Nous avons gagné parce que les mères et les grand-mères ont parlé de leurs avortements à leurs filles et petites-filles, car les adolescentes ont amené le débat chez elles et à l’école.

Nous avons gagné parce que le monde nous a regardé et a découvert qu’en Argentine, nous les femmes, n’avons toujours pas le droit de décider de nos corps et que nous ne jouissons toujours pas de la pleine citoyenneté.

On ne nous a jamais rien donné : étudier dans les universités, avoir le droit de vote, pouvoir décider de la vie de nos enfants, avoir librement accès aux contraceptifs, nous avons toujours dû descendre dans la rue pour nous battre.

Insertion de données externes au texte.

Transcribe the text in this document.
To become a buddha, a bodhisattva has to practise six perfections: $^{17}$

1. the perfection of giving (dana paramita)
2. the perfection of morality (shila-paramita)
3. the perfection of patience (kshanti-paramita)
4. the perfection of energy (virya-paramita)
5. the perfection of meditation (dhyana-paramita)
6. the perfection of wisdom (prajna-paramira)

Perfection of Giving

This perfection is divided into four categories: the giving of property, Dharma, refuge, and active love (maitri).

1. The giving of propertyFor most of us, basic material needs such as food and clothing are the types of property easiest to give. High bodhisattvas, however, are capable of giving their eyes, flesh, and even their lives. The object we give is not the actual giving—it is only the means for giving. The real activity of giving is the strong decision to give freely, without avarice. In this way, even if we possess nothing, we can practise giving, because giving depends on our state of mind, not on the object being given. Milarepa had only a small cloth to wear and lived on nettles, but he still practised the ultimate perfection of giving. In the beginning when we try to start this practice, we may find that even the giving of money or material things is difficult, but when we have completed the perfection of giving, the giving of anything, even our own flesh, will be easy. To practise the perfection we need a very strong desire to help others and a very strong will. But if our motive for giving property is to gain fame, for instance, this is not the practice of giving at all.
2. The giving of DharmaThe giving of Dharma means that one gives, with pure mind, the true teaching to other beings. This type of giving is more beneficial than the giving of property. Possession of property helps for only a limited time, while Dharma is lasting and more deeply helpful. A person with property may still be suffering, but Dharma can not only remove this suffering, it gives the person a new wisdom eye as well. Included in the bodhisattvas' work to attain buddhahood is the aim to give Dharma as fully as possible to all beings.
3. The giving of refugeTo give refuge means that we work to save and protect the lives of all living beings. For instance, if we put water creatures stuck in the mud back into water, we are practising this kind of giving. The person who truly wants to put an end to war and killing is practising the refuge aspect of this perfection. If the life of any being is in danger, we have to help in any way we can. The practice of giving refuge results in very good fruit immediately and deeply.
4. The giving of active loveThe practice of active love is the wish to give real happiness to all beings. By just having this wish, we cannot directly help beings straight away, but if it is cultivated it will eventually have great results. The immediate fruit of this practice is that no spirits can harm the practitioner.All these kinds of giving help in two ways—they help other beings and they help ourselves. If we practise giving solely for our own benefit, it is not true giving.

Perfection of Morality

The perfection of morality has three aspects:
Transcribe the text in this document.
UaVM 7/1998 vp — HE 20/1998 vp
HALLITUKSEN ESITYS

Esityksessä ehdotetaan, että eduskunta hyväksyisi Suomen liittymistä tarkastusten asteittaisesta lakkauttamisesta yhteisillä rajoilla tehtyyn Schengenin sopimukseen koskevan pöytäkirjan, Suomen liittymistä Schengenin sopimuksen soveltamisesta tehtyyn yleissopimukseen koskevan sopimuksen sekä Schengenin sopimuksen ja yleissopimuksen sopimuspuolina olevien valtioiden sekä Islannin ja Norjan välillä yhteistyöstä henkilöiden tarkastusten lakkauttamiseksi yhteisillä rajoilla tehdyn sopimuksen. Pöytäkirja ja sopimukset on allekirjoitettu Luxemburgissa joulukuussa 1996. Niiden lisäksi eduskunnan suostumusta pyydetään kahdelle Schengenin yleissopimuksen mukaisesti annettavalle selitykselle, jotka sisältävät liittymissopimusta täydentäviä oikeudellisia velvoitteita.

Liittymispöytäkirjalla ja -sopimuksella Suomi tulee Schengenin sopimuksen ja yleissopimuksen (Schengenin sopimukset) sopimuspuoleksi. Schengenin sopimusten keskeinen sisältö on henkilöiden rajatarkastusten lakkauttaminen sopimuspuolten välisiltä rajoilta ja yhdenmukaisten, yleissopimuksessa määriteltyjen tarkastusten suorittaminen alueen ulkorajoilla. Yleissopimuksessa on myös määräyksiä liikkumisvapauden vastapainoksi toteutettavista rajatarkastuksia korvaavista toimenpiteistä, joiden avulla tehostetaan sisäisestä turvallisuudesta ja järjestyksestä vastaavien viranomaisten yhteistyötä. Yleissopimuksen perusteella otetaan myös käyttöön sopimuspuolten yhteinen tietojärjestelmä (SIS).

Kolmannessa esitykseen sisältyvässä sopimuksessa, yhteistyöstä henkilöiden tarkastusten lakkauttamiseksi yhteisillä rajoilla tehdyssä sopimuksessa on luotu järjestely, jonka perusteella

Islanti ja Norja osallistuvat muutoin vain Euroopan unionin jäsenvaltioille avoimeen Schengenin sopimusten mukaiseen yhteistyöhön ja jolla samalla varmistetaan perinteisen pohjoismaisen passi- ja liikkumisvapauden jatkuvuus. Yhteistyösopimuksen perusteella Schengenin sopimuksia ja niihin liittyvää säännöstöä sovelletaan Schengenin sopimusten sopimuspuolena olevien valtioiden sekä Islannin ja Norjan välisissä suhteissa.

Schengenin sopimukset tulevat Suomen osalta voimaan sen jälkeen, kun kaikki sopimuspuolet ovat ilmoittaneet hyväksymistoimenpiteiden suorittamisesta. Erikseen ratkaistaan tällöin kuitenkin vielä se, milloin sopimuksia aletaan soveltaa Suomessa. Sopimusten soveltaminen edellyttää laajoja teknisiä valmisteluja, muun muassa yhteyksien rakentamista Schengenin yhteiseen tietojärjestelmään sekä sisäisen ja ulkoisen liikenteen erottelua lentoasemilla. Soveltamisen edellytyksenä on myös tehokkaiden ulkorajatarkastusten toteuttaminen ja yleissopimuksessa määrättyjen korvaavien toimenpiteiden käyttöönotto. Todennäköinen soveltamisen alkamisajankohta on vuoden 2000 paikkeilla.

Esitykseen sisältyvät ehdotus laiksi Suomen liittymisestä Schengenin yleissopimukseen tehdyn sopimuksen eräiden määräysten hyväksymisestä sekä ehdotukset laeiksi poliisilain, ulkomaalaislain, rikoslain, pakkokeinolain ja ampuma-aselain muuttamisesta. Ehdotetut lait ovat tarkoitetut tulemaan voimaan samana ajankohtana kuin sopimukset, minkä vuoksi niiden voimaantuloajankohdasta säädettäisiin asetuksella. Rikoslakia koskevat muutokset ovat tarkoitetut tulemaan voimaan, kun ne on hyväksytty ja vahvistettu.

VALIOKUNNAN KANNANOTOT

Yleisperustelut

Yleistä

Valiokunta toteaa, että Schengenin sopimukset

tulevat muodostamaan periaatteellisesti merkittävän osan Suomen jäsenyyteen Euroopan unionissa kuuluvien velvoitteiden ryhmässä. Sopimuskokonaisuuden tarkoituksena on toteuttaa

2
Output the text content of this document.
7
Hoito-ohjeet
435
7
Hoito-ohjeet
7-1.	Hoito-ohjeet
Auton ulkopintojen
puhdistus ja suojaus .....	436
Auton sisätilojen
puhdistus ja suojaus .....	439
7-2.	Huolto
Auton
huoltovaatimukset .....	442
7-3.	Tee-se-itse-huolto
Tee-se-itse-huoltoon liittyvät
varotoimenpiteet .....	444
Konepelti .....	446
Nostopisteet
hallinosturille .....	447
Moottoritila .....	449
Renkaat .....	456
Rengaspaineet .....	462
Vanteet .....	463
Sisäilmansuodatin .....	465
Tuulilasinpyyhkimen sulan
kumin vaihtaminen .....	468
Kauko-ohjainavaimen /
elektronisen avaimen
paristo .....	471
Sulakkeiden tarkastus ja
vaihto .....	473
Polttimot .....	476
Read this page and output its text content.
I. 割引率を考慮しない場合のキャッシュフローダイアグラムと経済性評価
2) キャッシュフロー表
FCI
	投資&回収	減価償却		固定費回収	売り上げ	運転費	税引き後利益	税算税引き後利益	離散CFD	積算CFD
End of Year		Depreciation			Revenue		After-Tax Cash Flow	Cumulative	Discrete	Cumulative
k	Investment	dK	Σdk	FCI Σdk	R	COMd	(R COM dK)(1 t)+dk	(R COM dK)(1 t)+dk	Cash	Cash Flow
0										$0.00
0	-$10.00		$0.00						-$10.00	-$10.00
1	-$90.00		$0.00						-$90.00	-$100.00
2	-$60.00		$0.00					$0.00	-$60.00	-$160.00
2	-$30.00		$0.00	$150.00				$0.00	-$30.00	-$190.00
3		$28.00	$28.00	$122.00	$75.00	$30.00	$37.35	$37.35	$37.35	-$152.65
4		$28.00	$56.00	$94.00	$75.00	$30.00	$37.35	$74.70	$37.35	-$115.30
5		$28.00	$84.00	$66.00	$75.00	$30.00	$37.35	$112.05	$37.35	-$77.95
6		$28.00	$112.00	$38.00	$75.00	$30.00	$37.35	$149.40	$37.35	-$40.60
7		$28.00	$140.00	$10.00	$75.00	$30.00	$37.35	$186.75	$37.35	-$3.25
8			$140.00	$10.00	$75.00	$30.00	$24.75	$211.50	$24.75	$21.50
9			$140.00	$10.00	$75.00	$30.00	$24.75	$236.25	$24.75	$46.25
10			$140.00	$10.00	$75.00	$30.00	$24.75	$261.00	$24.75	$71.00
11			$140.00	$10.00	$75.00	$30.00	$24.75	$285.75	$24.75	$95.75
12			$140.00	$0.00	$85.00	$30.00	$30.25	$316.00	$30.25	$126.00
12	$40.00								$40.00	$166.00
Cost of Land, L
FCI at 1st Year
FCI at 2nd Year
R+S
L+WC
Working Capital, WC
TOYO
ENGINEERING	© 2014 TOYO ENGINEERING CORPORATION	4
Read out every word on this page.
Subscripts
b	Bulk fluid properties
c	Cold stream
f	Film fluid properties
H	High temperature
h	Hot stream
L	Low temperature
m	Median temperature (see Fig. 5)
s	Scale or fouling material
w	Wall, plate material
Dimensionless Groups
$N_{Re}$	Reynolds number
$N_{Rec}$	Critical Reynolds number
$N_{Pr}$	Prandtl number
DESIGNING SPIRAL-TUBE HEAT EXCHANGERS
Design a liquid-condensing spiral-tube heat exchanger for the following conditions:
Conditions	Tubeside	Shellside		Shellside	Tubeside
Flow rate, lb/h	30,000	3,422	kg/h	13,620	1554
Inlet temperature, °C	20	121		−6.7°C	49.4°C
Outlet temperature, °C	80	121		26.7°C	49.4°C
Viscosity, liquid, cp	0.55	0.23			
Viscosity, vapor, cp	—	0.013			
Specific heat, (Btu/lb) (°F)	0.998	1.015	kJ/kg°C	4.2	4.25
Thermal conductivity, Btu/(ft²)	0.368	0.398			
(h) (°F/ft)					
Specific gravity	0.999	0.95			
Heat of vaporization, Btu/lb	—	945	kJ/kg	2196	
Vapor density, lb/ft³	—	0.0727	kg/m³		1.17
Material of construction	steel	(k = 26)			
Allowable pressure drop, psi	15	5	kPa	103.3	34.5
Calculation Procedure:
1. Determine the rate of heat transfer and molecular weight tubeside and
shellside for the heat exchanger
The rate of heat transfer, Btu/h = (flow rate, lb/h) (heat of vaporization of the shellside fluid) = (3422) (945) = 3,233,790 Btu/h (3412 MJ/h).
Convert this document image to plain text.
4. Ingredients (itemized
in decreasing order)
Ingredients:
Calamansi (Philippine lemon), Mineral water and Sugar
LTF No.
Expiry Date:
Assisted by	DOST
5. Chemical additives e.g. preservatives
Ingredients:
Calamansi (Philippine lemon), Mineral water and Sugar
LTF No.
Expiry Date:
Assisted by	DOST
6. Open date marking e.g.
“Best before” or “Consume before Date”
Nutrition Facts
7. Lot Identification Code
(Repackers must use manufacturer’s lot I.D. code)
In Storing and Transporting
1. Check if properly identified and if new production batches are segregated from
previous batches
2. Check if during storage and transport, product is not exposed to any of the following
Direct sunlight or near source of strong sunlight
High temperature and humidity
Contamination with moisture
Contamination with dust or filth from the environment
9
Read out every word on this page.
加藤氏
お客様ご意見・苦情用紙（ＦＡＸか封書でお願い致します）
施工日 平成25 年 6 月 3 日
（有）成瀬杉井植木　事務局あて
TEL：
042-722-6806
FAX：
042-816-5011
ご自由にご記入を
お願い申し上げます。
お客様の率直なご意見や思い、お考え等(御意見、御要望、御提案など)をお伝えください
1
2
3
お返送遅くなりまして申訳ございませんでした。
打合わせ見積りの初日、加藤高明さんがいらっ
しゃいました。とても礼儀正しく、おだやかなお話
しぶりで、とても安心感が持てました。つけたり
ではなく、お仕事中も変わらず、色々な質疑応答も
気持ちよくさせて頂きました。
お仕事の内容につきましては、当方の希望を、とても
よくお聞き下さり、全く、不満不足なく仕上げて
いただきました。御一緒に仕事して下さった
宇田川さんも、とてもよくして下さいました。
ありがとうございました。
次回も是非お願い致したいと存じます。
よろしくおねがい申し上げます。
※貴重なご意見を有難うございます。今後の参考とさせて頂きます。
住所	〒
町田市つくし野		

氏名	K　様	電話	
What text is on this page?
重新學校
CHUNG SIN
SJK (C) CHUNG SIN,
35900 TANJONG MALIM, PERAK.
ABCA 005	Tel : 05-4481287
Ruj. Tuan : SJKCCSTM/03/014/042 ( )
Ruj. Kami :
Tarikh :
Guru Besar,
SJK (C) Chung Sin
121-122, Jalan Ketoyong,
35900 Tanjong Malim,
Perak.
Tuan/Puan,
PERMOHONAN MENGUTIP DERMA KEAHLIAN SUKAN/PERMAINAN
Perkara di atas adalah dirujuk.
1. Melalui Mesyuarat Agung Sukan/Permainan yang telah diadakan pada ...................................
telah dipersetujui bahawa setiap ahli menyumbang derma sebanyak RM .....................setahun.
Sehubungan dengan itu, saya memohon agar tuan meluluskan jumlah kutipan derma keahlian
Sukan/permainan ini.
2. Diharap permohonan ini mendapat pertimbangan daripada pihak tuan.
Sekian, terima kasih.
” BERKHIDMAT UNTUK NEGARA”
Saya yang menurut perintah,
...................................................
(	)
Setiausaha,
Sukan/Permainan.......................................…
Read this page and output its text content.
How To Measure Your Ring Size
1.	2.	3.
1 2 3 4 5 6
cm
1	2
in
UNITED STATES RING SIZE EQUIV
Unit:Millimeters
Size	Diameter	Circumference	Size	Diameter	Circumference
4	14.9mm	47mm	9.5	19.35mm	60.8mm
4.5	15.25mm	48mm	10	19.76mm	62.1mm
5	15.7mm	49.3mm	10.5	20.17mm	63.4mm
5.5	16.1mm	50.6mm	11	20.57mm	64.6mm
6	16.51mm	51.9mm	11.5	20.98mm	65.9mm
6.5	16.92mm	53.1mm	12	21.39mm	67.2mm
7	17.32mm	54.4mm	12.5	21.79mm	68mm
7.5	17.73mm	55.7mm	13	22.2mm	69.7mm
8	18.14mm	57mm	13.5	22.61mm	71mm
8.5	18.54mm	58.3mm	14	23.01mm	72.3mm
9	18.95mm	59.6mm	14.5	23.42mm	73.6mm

Les luttes féministes poussent les marges. Les votes qui manquaient pour décriminaliser et légaliser l’avortement ne sont qu’une pierre sur la route.

Ce n’était pas hier. Ce sera demain. »

La droite au pouvoir ne pourra pas contenir longtemps le désir de changement de la jeunesse argentine qui, appuyée par l’expérience des « anciens », trouvera le chemin pour imposer une nouvelle orientation politique au pays lors des prochaines élections de 2019 : pour la construction d’une Argentine démocratique, socialement juste, économiquement indépendante, solidaire et féministe.

Carlos Schmerkin

MediaPart

* Au milieu des années 70, en Argentine, le concept de « Patria contratista » a commencé à être utilisé pour définir un groupe de " grands fournisseurs d’État " enrichis grâce à des négociations incroyables, notamment dans le domaine des travaux publics.

L’un des représentants emblématiques de cette « génération » est le groupe Macri lui-même, qui a entamé ses relations commerciales avec l’État argentin sous la dictature de Juan Carlos Onganía (1966) et pendant la dernière dictature militaire (1976-1983).